DAVVERO “I AM GIORGIA” SI È SOBBARCATA 20 ORE DI VIAGGIO PER UNA CENA A MAR-A-LAGO, QUALCHE SMORFIA…
Marco Conti per “il Messaggero”
Metti una sera a cena Giuseppe Conte e Jean Claude Juncker. Il primo pronto a sostenere che «il dialogo con la Commissione continua». Il secondo disposto ad annuire, anche perché la pratica sulla manovra di bilancio italiana è da ieri uscita dai radar della Commissione ed è già sul tavolo dell' eurogruppo.
I TEMPI
Il problema è che all'esecutivo Ecofin, che si terrà tra due settimane, rischia di buttare molto peggio per l'Italia. E' per questo che Conte sabato a Bruxelles proverà a giocarsi tutte le cartucce tirando fuori dossier di riforme, dismissioni di immobili e pacchetti di investimenti che dovrebbero annacquare una manovra che a Bruxelles viene giudicata «troppo assistenzialista», «molto ottimista» dal lato della crescita (+1,5%) e «completamente sballata» per i 22 miliardi in più di debito (+0,8%). Conte però vuole provarci e tra gli argomenti di Conte proverà ad usare anche quello dello slittamento in avanti delle due riforme «spendaccione».
L'entrata in vigore ad aprile del reddito di cittadinanza comporterebbe un notevole risparmio per il 2019. Così come una minor spesa ci sarebbe inzeppando la revisione della legge Fornero di penalità. Una strada già tentata dal ministro Tria in grado di far scendere il rapporto deficit-pil dal 2,4 scritto nella manovra al 2,1-2,2% riducendo anche l' indebitamento. Il problema è che a Bruxelles non capiscono perché tenere quei numeri, il 2,4% e lo 0,8% di debito, se si pensa di non spendere tutti i miliardi previsti.

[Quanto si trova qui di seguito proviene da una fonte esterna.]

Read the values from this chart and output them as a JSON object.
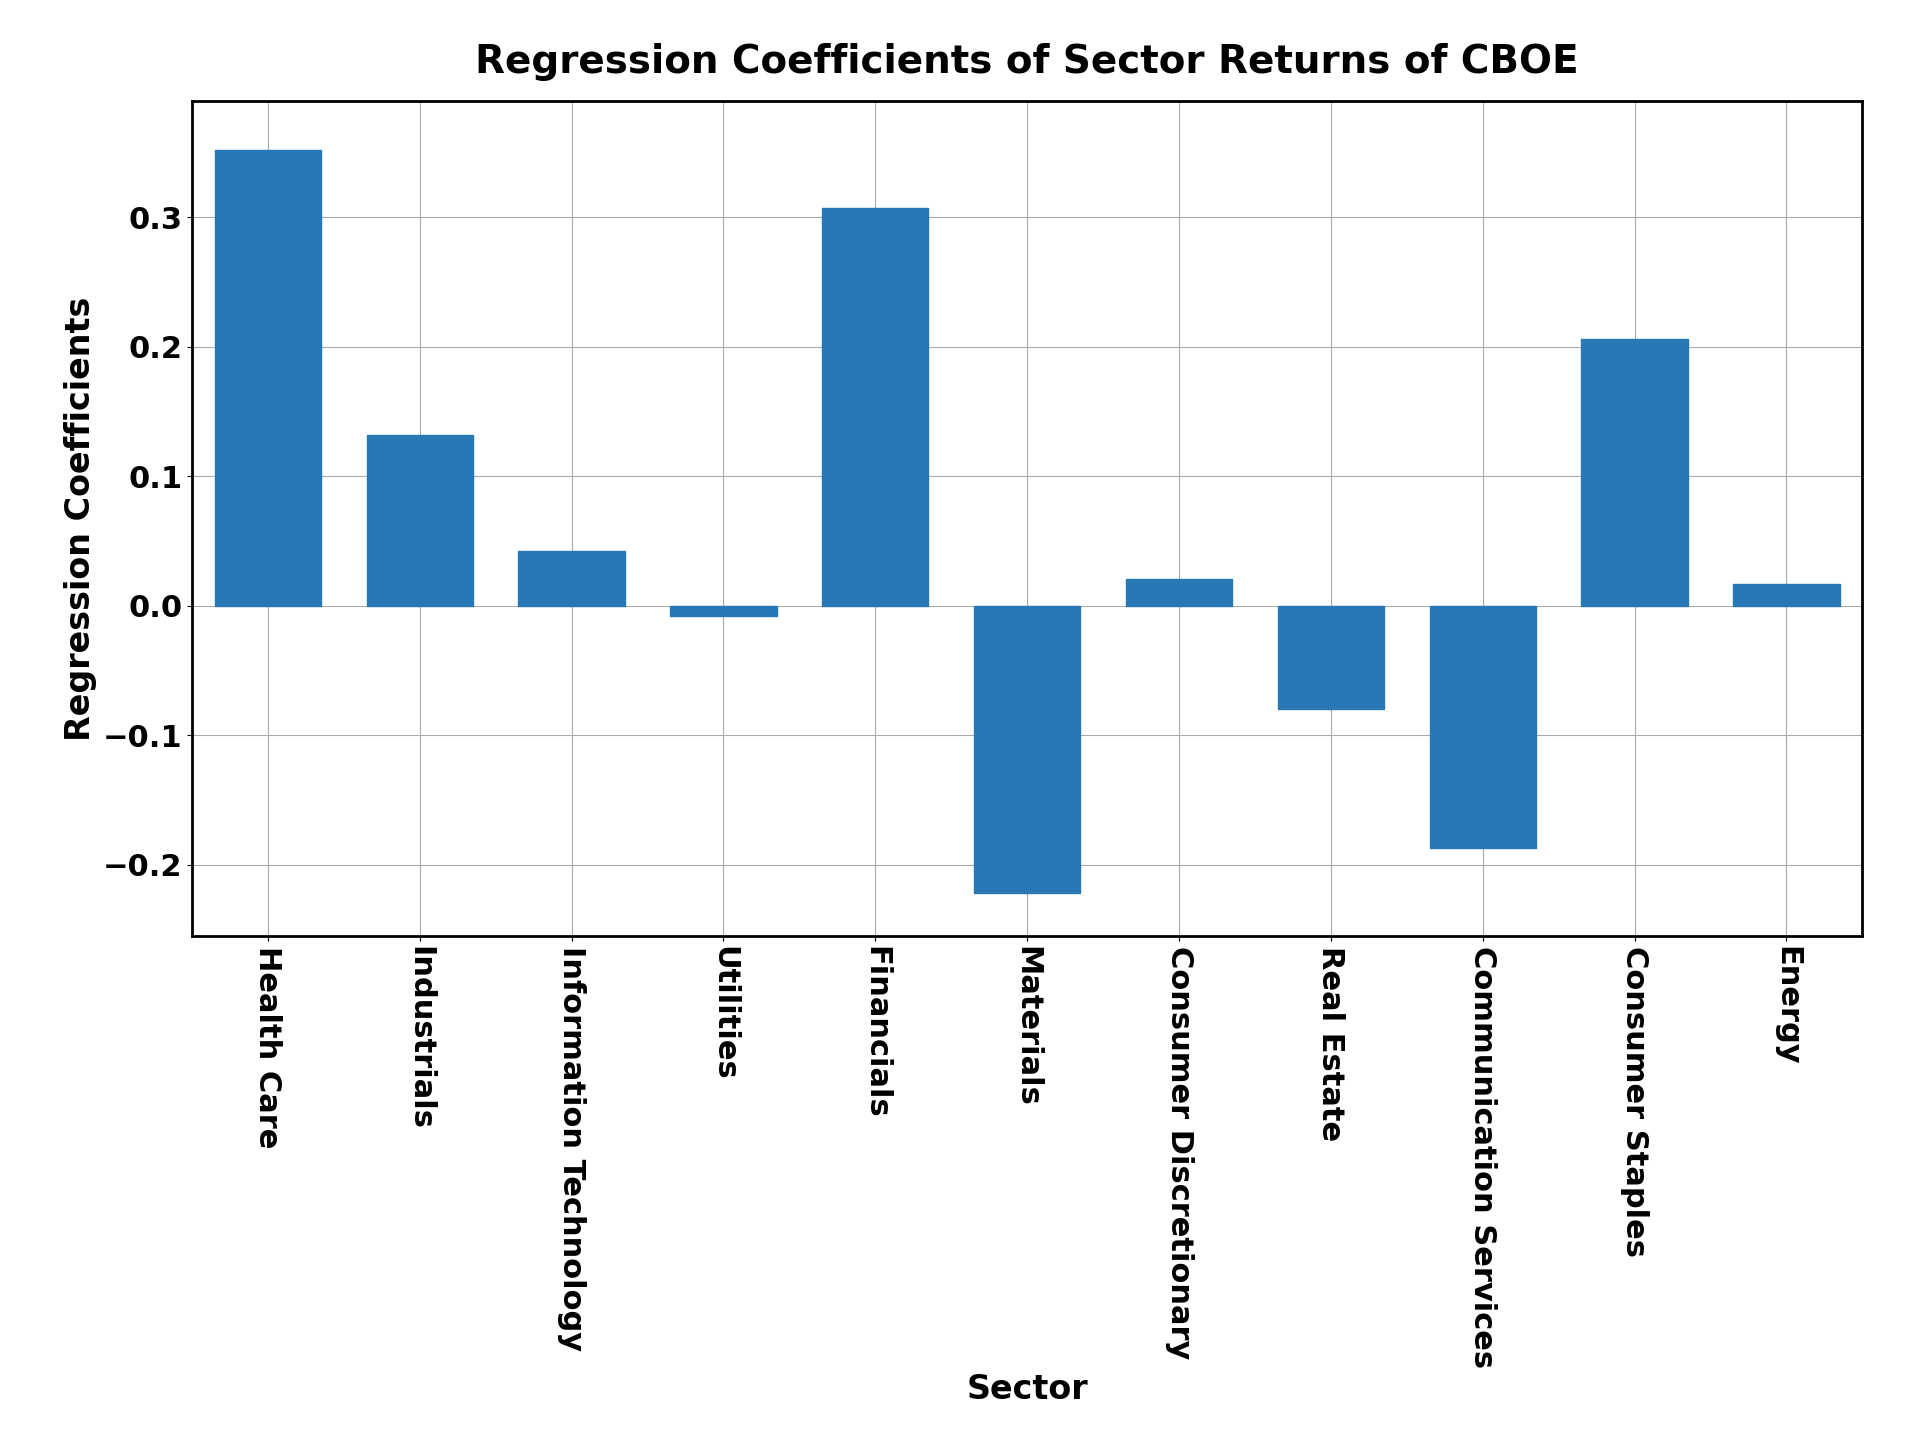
{
  "categories": [
    "Health Care",
    "Industrials",
    "Information Technology",
    "Utilities",
    "Financials",
    "Materials",
    "Consumer Discretionary",
    "Real Estate",
    "Communication Services",
    "Consumer Staples",
    "Energy"
  ],
  "values": [
    0.352,
    0.132,
    0.042,
    -0.008,
    0.307,
    -0.222,
    0.021,
    -0.08,
    -0.187,
    0.206,
    0.017
  ],
  "bar_color": "#2878b5",
  "title": "Regression Coefficients of Sector Returns of CBOE",
  "xlabel": "Sector",
  "ylabel": "Regression Coefficients",
  "title_fontsize": 28,
  "label_fontsize": 24,
  "tick_fontsize": 22,
  "ylim": [
    -0.255,
    0.39
  ],
  "background_color": "#ffffff",
  "grid_color": "#aaaaaa",
  "bar_width": 0.7
}
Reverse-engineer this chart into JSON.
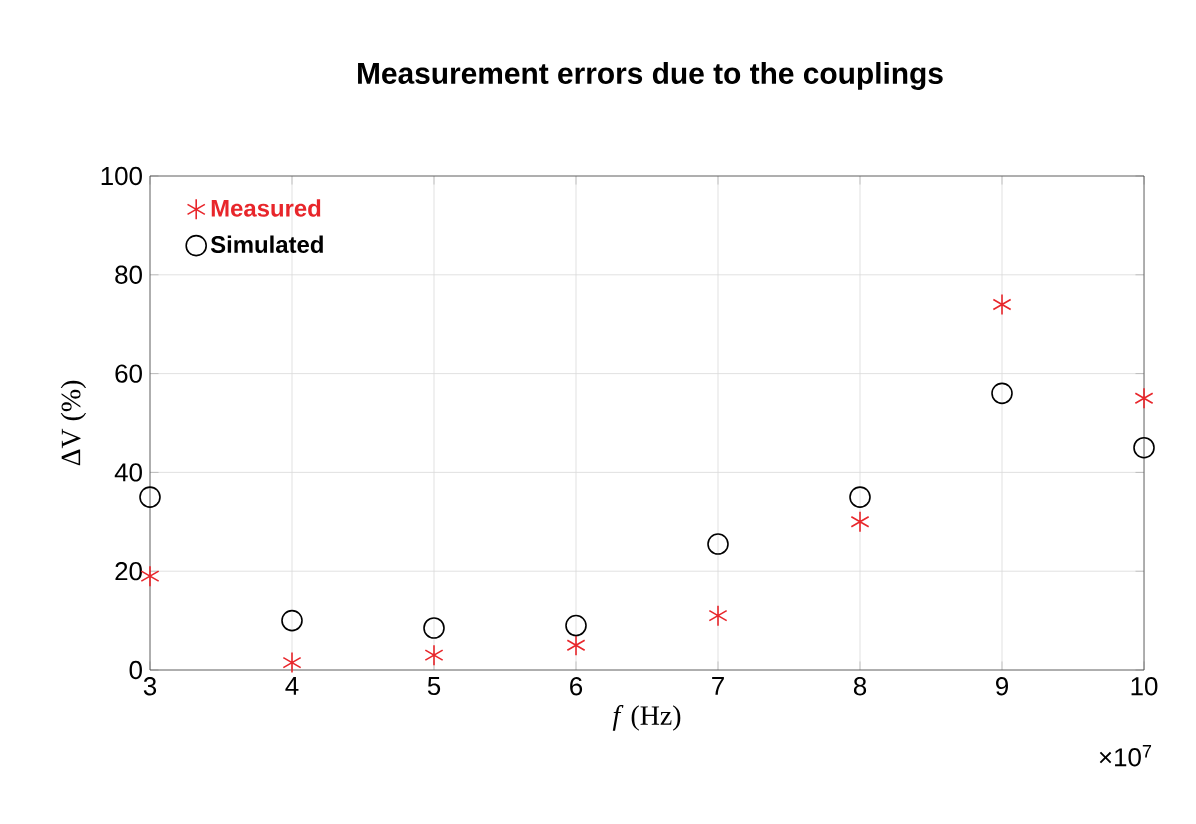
{
  "chart_data": {
    "type": "scatter",
    "title": "Measurement errors due to the couplings",
    "xlabel": "*f* (Hz)",
    "ylabel": "ΔV (%)",
    "x": [
      3,
      4,
      5,
      6,
      7,
      8,
      9,
      10
    ],
    "series": [
      {
        "name": "Measured",
        "color": "#e8262b",
        "marker": "cross",
        "values": [
          19,
          1.5,
          3,
          5,
          11,
          30,
          74,
          55
        ]
      },
      {
        "name": "Simulated",
        "color": "#000000",
        "marker": "circle",
        "values": [
          35,
          10,
          8.5,
          9,
          25.5,
          35,
          56,
          45
        ]
      }
    ],
    "xlim": [
      3,
      10
    ],
    "xticks": [
      3,
      4,
      5,
      6,
      7,
      8,
      9,
      10
    ],
    "ylim": [
      0,
      100
    ],
    "yticks": [
      0,
      20,
      40,
      60,
      80,
      100
    ],
    "grid": true,
    "legend": "top left",
    "annotations": [
      "×10$^{7}$"
    ]
  }
}
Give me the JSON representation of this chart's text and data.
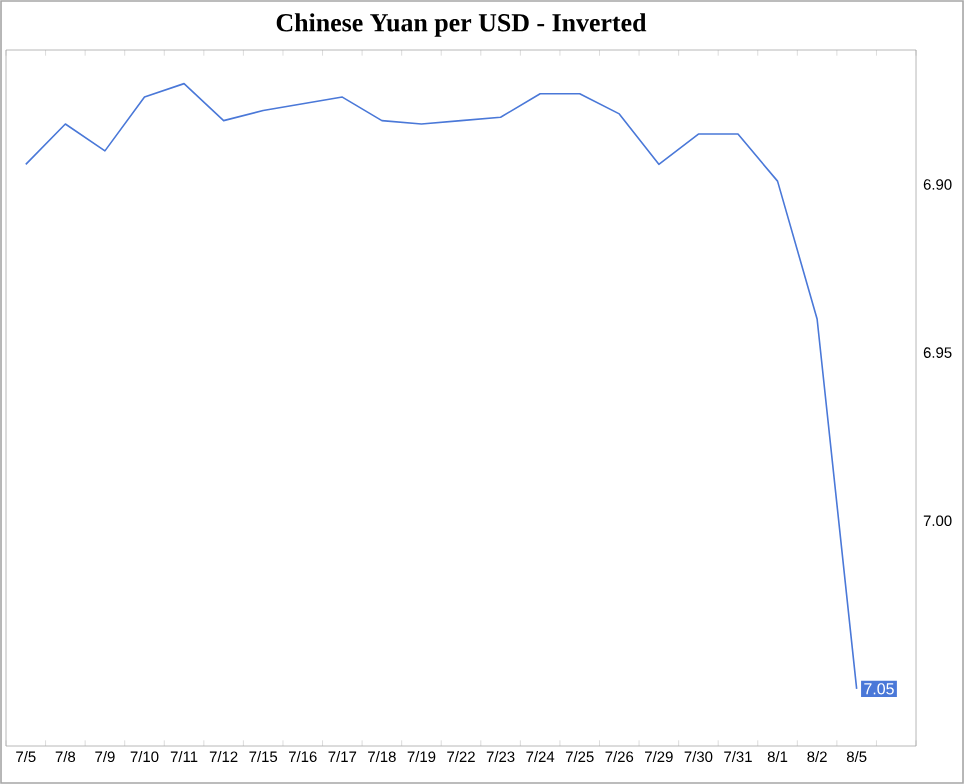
{
  "chart_data": {
    "type": "line",
    "title": "Chinese Yuan per USD - Inverted",
    "categories": [
      "7/5",
      "7/8",
      "7/9",
      "7/10",
      "7/11",
      "7/12",
      "7/15",
      "7/16",
      "7/17",
      "7/18",
      "7/19",
      "7/22",
      "7/23",
      "7/24",
      "7/25",
      "7/26",
      "7/29",
      "7/30",
      "7/31",
      "8/1",
      "8/2",
      "8/5",
      null
    ],
    "series": [
      {
        "color": "#4a78d8",
        "values": [
          6.894,
          6.882,
          6.89,
          6.874,
          6.87,
          6.881,
          6.878,
          6.876,
          6.874,
          6.881,
          6.882,
          6.881,
          6.88,
          6.873,
          6.873,
          6.879,
          6.894,
          6.885,
          6.885,
          6.899,
          6.94,
          7.05,
          null
        ],
        "value_labels": [
          null,
          null,
          null,
          null,
          null,
          null,
          null,
          null,
          null,
          null,
          null,
          null,
          null,
          null,
          null,
          null,
          null,
          null,
          null,
          null,
          null,
          "7.05",
          null
        ]
      }
    ],
    "ylim": [
      7.067,
      6.86
    ],
    "yticks": [
      {
        "value": 6.9,
        "label": "6.90"
      },
      {
        "value": 6.95,
        "label": "6.95"
      },
      {
        "value": 7.0,
        "label": "7.00"
      }
    ],
    "grid": false,
    "marker": "none",
    "line_style": "solid"
  }
}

Contro il muro dei governi dell' eurogruppo il governo rischia quindi di andare a sbattere il 22 gennaio quando l' Ecofin dovrà decidere i tempi della procedura per debito. Se Conte arriverà a Bruxelles senza modifiche ai saldi di bilancio è molto difficile che Juncker possa andare oltre generiche rassicurazione di cortesia. D' altra parte il presidente della Commissione, malgrado sia stato più volte insolentito, non è la prima volta che accetta da un presidente del Consiglio italiano la richiesta di un «urgente incontro».
Accadde anni fa quando il Berlusconi-premier si recò un sabato mattina con urgenza in Lussemburgo per incontrare l' allora collega Juncker in modo da opporre ai giudici un legittimo impedimento. Acqua passata e Conte non ha la pelata di Berlusconi sulla quale lo stesso Juncker a suo tempo esercitò la sua ironia con ripetuti pat-pat di consolazione. La bocciatura della Commissione alla manovra era attesa come l' impennata dello spread che invece non c'è stata e ha fatto tirare un unico sospiro di sollievo a Palazzo Chigi come al Quirinale.
«Dialogo», è la parola che Giuseppe Conte ha usato ieri ed è la stessa che da tempo segna tutti gli interventi del presidente della Repubblica Sergio Mattarella. Al Quirinale apprezzano la continua interlocuzione di palazzo Chigi con Bruxelles ed è diffusa la convinzione che basti qualche zero virgola in meno da parte del governo per poter dire di aver ottenuto il massimo ed evitare che buona parte delle risorse finiscano col finanziare lo spread.
Ma Conte sinora non è riuscito a spuntare molto dai suoi due vice e da ieri è sceso in campo il ministro delle Politiche comunitarie Paolo Savona che da qualche giorno sembra essere il più convinto sostenitore della necessità di modificare la manovra. Ieri Savona ha avuto una riunione con i responsabili economici dei due partiti, ma sinora alla cauta apertura leghista non corrisponde altrettanta disponibilità grillina.
Il M5S sconta la debolezza del suo leader. Luigi Di Maio ormai riesce a fatica a controllare la contestazione interna. Tornare indietro sul reddito di cittadinanza accettando solo di aumentare la dote del reddito di inclusione, significa per Di Maio compromettere la sua leadership e la tenuta stessa del Movimento.
Mentre anche la manovra continua ad essere ostaggio delle tensioni tra i due vicepremier, Conte cerca di comprare tempo nella speranza che i mercati tengano lo spread su quota trecento e permettano al governo di arrivare almeno sino a maggio. Ammesso che la Lega regga la rivolta del Nord che ieri Umberto Bossi mostra di fiutare quando dice di «non vedere quale sia il traguardo» della Lega.